We’ve found our favourite love letters ever written to share them with you this Valentine’s Day.
Leonard Cohen to Marianne Ihlen
‘I must see again what happens to us when we are together, perhaps it will be nothing, perhaps everything. Anyhow, we shall see and speak and touch and if it is nothing we shall say so. If it is nothing I’ll get on with my life and you with yours and all we’ll keep of one another will be a few months of sun and a long journey north. At least we will be able to say goodbye, something we have never managed.’
Oscar Wilde to Philip M. Griffiths
‘I have sent a photograph of myself for you to the care of Mr. MacKay, which I hope you will like, and, in return for it, you are to send me one of yourself, which I will keep as a memory of a charming meeting, and golden hours passed together. You have a nature made to love all beautiful things, and I hope we shall see each other soon. My Own Boy, Your sonnet is quite lovely, and it is a marvel that those red-rose leaf lips of yours should be made no less for the madness of music and song than for the madness of kissing. Your slim gilt soul walks between passion and poetry. Your friend Oscar Wilde.’
I don’t want to live – I want to love first, and live incidentally. – Zelda Fitzgerald
Zelda Fitzgerald to F Scott Fitzgerald
‘Darling – I love these velvet nights. I’ve never been able to decide … whether I love you most in the eternal classic half-lights where it blends with day or in the full religious fan-fare of mid-night or perhaps in the lux of noon. Anyway, I love you most and you ’phoned me just because you phoned me tonight – I walked on those telephone wires for two hours after holding your love like a parasol to balance me.’

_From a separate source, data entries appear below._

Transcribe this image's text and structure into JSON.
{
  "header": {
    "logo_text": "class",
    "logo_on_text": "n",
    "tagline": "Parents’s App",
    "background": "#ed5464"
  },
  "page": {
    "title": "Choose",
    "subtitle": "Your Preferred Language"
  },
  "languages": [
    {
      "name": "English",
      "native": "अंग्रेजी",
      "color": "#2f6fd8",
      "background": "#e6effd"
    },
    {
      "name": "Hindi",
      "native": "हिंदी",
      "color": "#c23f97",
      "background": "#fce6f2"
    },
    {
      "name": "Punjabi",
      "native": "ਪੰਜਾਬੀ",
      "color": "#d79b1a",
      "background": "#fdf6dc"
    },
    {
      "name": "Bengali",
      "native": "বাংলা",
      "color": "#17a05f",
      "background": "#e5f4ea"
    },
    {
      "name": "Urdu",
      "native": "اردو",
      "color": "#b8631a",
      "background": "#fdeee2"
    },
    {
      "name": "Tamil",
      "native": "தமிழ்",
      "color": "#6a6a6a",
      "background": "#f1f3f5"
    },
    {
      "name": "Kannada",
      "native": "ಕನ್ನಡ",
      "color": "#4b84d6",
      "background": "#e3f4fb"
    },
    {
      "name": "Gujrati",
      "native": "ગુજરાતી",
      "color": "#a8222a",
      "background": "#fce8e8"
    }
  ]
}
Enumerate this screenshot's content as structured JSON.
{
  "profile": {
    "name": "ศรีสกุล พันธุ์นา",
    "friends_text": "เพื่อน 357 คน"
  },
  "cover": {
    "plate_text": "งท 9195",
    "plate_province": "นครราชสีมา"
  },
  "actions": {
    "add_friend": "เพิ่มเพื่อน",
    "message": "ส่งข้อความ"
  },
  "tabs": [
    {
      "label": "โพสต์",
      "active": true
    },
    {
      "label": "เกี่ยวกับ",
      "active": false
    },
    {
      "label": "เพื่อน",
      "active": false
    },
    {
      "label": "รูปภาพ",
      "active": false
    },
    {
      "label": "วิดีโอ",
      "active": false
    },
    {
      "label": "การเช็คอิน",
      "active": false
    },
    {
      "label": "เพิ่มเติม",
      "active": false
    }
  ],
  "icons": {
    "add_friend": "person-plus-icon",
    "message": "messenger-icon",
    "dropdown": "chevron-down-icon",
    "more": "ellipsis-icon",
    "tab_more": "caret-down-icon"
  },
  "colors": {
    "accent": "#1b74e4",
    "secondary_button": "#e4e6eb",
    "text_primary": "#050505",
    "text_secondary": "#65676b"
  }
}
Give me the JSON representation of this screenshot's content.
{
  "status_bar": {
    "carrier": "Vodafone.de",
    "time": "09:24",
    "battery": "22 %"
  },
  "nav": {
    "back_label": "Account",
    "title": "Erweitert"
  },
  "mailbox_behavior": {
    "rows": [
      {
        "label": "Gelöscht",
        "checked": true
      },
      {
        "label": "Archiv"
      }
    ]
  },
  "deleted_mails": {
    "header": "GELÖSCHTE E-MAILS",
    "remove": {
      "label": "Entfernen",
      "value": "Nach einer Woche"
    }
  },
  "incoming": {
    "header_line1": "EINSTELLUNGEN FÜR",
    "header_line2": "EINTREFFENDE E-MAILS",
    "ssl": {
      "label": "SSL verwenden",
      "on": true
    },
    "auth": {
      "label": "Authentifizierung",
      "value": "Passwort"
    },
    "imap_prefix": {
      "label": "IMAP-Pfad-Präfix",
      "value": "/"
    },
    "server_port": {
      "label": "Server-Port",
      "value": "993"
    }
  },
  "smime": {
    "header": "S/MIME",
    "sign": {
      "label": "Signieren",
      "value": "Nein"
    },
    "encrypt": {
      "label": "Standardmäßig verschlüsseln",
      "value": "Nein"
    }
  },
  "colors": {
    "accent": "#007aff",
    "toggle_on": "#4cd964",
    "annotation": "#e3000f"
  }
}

Napoleon Bonaparte to Joséphine de Beauharnais
‘Sweet and matchless Josephine, how strangely you work upon my heart.The charms of the incomparable Josephine kindle continually a burning and a glowing flame in my heart…. I thought that I loved you months ago, but since my separation from you I feel that I love you a thousand fold more. Each day since I knew you, have I adored you more and more.You start at midday: in three hours I shall see you again. Till then, a thousand kisses, mio dolce amor! But give me none back for they set my blood on fire.’

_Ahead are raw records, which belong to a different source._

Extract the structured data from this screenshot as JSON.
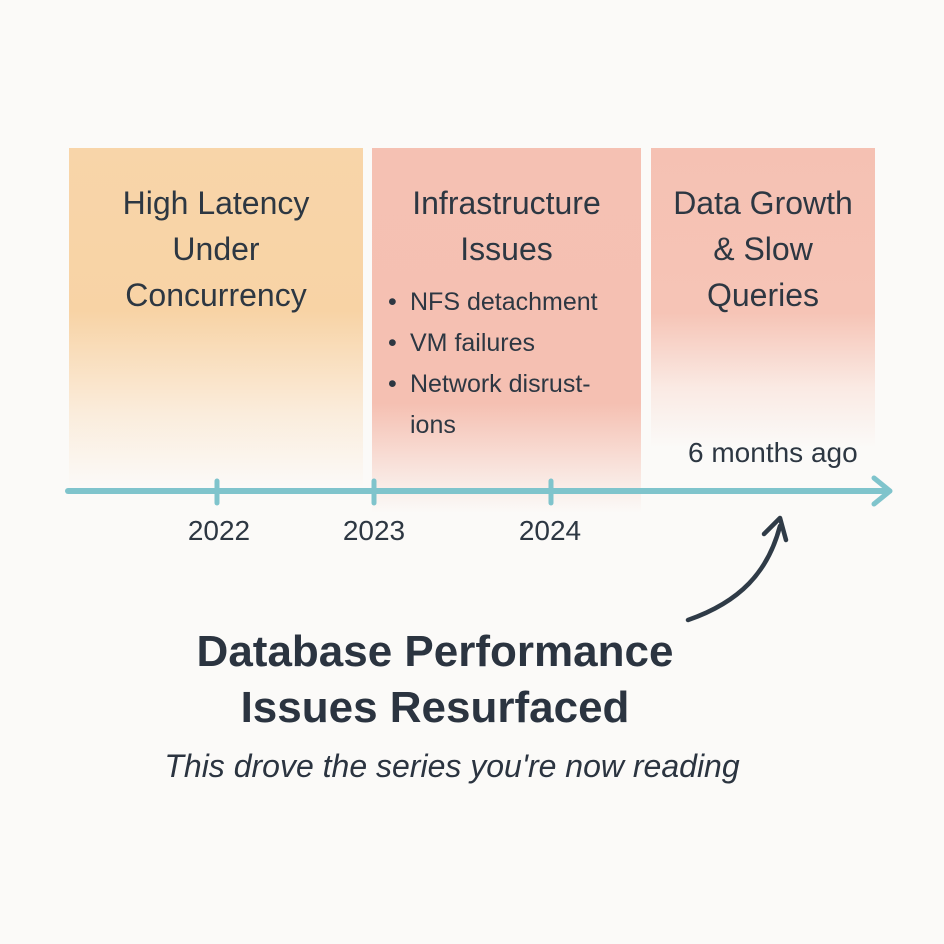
{
  "panels": [
    {
      "title": "High Latency\nUnder\nConcurrency",
      "color": "#f8d5a9"
    },
    {
      "title": "Infrastructure\nIssues",
      "color": "#f5c1b3",
      "bullets": [
        "NFS detachment",
        "VM failures",
        "Network disrust-\nions"
      ]
    },
    {
      "title": "Data Growth\n& Slow\nQueries",
      "color": "#f5c1b3"
    }
  ],
  "timeline": {
    "years": [
      "2022",
      "2023",
      "2024"
    ],
    "marker_label": "6 months ago",
    "axis_color": "#7fc4cc"
  },
  "headline": "Database Performance\nIssues Resurfaced",
  "subline": "This drove the series you're now reading"
}
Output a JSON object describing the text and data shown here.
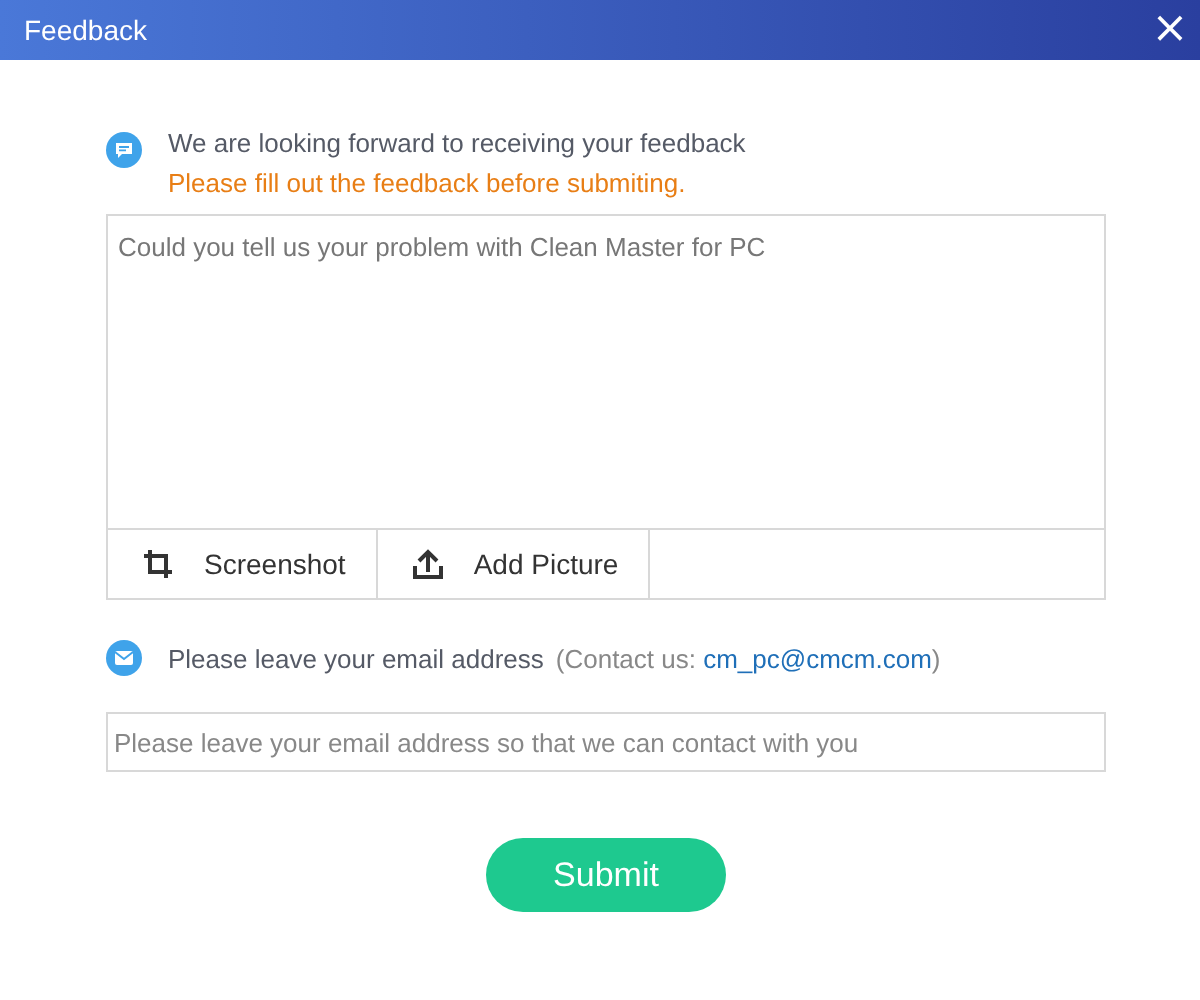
{
  "window": {
    "title": "Feedback",
    "close": "×"
  },
  "intro": {
    "heading": "We are looking forward to receiving your feedback",
    "warning": "Please fill out the feedback before submiting."
  },
  "feedback": {
    "placeholder": "Could you tell us your problem with Clean Master for PC"
  },
  "tools": [
    {
      "kind": "crop",
      "label": "Screenshot"
    },
    {
      "kind": "upload",
      "label": "Add Picture"
    }
  ],
  "email_section": {
    "label": "Please leave your email address",
    "contact_prefix": "(Contact us: ",
    "contact_email": "cm_pc@cmcm.com",
    "contact_suffix": ")"
  },
  "email": {
    "placeholder": "Please leave your email address so that we can contact with you"
  },
  "submit": "Submit"
}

Kurt Cobain to Courtney Love
‘I really do care but I’m not very convincing’
Georgia O'Keeffe to Alfred Stieglitz
‘Dearest — my body is simply crazy with wanting you — If you don't come tomorrow — I don't see how I can wait for you — I wonder if your body wants mine the way mine wants yours — the kisses — the hotness — the wetness — all melting together — the being held so tight that it hurts — the strangle and the struggle.’